Creating your best self

Meet Lara D. Amaral of Authentically You Wellness. She's a Massachusetts-based, board-certified Holistic Health Counselor through the American Association of Drugless Practitioners.

Amaral teaches people what she calls “radical self-love.”

“You can’t hear the calling of your soul with a clogged system,” she explains.

People generally first come to see her because they’re not feeling well.

“I use food as medicine, herbs as medicine, spices as medicine, as well as supplements as medicine,” Amaral says. For example, she might suggest bee pollen granules for increasing energy or dandelion or milk thistle herbs for someone needing organ support.

Clients generally have specific symptoms—such as bloating—that are bothering them. Amaral will ask questions, listen, and observe them by studying their hair, tongue, fingernails, skin, and earlobes.

She will ask about digestion and elimination. While she says this can be embarrassing for people at first, details are important and provide clues to overall health.

“The first step in waking up is cleaning up an individual’s body.”

The pieces to the health puzzle

It doesn’t stop there. Amaral discusses how people sleep (quality and quantity) and helps them return to restorative levels.

She will talk about how personal care products are absorbed into the body through the skin and offer healthier alternatives. She will use what she has learned from Ayurveda medicine and studying “blue zones” where people live longer and healthier so that people benefit from that wisdom.

She’ll teach what to ingest and what to eliminate from one’s diet. There is no single prescription because everyone’s needs are different.
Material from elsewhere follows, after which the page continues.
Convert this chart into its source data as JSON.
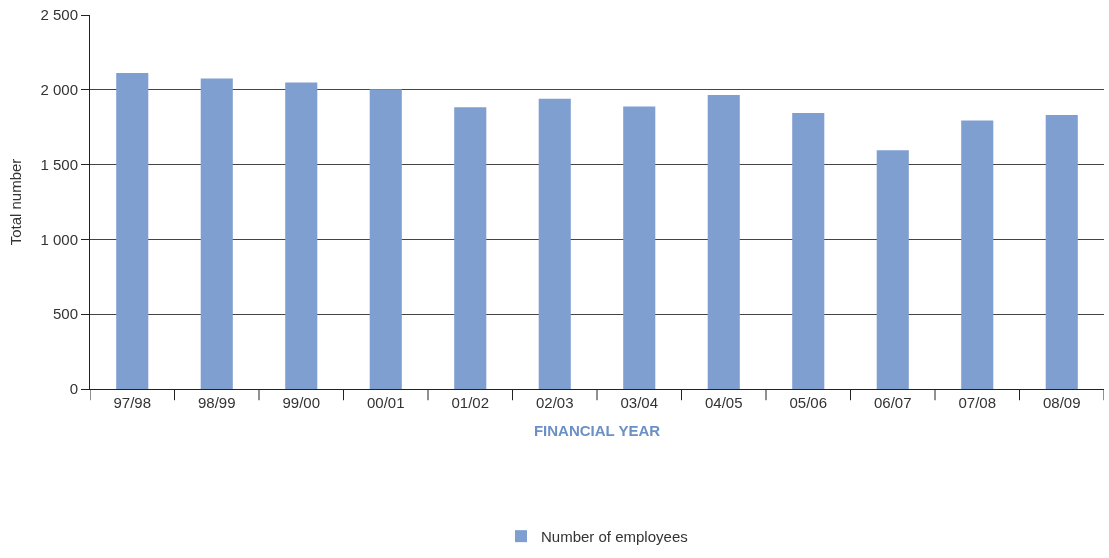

“I don’t have aversion to red meat,” says Amaral, who studied at the Institute for Integrative Nutrition under such teachers as Dr. Andrew Weil. “Some people might need to be raw, others vegan.” It depends on what an individual’s body needs.

“Every Body, body with a capital “B,” is different,” she says.

A shift toward maximum health

Many people believe that they can’t slow down, never mind love themselves, but that shifts over time, Amaral says.

One of the most exciting parts about working with clients is that once their symptoms disappear, people regain their mental acuity and ability to work on other issues.

The work may then shift into what others consider “life coaching,” where fear-based thinking and limiting beliefs are challenged.

Amaral says people emerge more confident, creative, and intuitive. Depending on the person, this might happen with the help of meditation, deep breathing, or journaling, but the aim is to help “release the ego” and to begin dreaming big.

“The universe just starts synchronizing,” she says. “Their lives open up.”